The white van with a Florida Department of Health logo on the side pulls into the Kenwood Inn along 34th Street N in St. Petersburg, and residents begin to peer out from their front doors.
The manager emerges from the front office in shorts and flip-flops, and knocks on every door down the corridor.
“Health department here,” she calls out over the drone of rush-hour traffic.
It’s the third time this year that health officials have come to the inn, which rents rooms by the hour or the month or anything in between. Many of its residents would otherwise be on the streets, said Rachel Ilic, an environmental epidemiologist with the health department. Some have been homeless before.
The health team has come to administer free hepatitis A vaccines, part of an aggressive effort to beat back an outbreak that recently prompted Florida Surgeon General Scott Rivkees to declare a statewide emergency.

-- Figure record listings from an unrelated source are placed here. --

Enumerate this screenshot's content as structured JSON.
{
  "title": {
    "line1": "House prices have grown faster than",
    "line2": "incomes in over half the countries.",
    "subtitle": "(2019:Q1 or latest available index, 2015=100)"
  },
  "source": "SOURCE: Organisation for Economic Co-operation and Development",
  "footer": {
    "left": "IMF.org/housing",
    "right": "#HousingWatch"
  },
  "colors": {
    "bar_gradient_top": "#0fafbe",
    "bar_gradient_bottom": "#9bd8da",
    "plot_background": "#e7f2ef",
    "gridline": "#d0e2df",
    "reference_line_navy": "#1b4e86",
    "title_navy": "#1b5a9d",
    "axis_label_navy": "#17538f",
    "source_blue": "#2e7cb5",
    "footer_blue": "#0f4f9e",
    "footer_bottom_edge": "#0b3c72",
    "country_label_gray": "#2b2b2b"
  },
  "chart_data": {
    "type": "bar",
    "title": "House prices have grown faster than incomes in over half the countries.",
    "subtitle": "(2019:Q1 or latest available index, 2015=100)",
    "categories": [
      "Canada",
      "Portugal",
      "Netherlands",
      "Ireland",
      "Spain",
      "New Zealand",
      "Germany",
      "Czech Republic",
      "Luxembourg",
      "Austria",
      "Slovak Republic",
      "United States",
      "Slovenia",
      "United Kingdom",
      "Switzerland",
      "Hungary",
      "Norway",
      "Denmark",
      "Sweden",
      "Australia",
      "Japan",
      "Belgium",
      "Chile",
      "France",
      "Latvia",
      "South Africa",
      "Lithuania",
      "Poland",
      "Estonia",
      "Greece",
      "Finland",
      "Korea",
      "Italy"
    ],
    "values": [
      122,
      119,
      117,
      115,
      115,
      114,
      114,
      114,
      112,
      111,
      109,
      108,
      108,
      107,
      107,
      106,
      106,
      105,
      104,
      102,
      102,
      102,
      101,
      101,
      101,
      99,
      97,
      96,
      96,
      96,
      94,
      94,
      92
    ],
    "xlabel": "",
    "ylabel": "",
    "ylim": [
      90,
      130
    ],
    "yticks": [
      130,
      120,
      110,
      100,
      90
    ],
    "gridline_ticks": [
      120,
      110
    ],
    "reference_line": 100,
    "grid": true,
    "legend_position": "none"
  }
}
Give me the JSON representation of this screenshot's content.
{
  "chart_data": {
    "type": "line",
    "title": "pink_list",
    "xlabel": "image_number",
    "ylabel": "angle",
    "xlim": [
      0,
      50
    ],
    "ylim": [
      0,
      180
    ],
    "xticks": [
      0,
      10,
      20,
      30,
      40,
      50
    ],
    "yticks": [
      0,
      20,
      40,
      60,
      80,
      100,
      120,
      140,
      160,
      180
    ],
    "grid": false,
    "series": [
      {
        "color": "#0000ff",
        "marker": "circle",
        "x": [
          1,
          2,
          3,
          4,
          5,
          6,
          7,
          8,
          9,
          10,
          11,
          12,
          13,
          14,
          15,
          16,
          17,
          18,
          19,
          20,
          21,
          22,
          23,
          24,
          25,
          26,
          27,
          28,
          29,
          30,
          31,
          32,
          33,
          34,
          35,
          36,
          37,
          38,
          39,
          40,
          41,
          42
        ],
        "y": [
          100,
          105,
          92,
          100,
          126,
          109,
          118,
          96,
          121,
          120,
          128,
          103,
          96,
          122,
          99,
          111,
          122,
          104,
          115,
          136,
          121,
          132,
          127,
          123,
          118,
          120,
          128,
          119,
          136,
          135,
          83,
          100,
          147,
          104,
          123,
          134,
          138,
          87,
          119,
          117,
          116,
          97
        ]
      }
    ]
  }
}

The Tampa Bay area has been hit especially hard.
The region has led the state this year with 466 new hepatitis A cases in Pasco County, 369 in Pinellas County and 145 in Hillsborough County.
Pinellas health officials were the first in Florida to deploy “foot teams” into areas where the most at-risk people for hepatitis A tend to gather. They’ve administered 789 vaccines since May. Now, other counties are following suit, including Hillsborough and Pasco.
Since January 2018, Florida has recorded 3,395 cases of hepatitis A, which affects the liver and causes symptoms like fever, dark urine, yellow-tinged skin or eyes, fatigue and gastric issues. The virus is spread through contaminated feces. People pass it along by eating or drinking tainted food or water, or through sex.
Since 2016, outbreaks have hit 29 states, beginning in California and Michigan, Kaiser Health News reports. More than 25,000 cases have been reported nationally in the last year.
In the Tampa Bay area, reports of food service workers infecting others at local restaurants have dominated the news coverage about hepatitis A. Workers who handle food and don’t wash their hands after using the restroom or forgo using gloves can pass the virus onto others.
At the Kenwood Inn, Fannie Vaughn, a nurse with the Florida Department of Health in Pinellas County, raises the food handling issue with a resident who is hesitant about getting the vaccine. He’d just gotten off work and was still wearing construction boots and a dirty T-shirt.
“Do you eat at the restaurants up along 34th?” Vaughn asks. “This shot will help keep you from getting sick if someone there doesn’t wash their hands."
Vaughn has developed a knack for coaxing reluctant people out of their rooms and convincing them to get vaccinated. Ideally, people should get one shot, followed by a second one six months later. But a single shot can be effective too. The vaccination should last the rest of your life.
Aside from the shots, the foot team also hands out $10 coupons for groceries and free Narcan, a nasal spray that can treat narcotic overdose in an emergency. Vaughn brought a dozen extra to give to the motel manager.
Public health experts say the majority of hepatitis A cases come from white men in their young adult years to middle age. Most are transient, with limited access to sanitation methods and are more commonly drug users.
That’s why foot teams, fanning out multiple times a week, have visited the Kenwood Inn and many other motels that line 34th and Fourth streets in St. Petersburg, plus areas of Clearwater, Largo and Tarpon Springs.
The teams appear to be making an impact. During the peak of the hepatitis A outbreak in March, Pinellas County recorded 66 cases, said health department spokesman Tom Iovino. The number dropped to 19 cases in September and six in October.
Lynne Swain, who works in disease control at the health department, goes door-to-door at the Kenwood Inn, wheeling around a red wagon. Inside is a foam cooler to preserve the vaccines. Over her shoulder hangs a fold-out chair, which she assembles quickly when a patient agrees to get a shot. All three health department employees wear bright orange vests that read “public health”.
Kimberly Clemons has questions about the vaccine when the team arrives at her door.
“Is it going to make me sick?” she asks. She’d heard about the hepatitis A outbreak on the news.
“I got my flu shot because I know where to get that — at CVS. I didn’t know where to get this one,” says Clemons, 41, who had lived at the Kenwood Inn with her family for about a month.
She sits in the chair outside her door and holds her daughter’s hand while Vaughn administers the shot and lists the potential side effects.
“You might feel a little tired, and that’s because your body is building up immunity,” Vaughn says.
Thomas Niblack, 48, sees the team in the hallway and tries to sneak upstairs to his second-floor unit, but Swain catches him. She persuades him to come downstairs and sit.
Vaughn begins her speech about side effects all over again while she prepares the vaccine.
“This is the third time we’ve been here, and it’s taken three times to get him in the chair,” Swain says. “This is why we keep coming back.”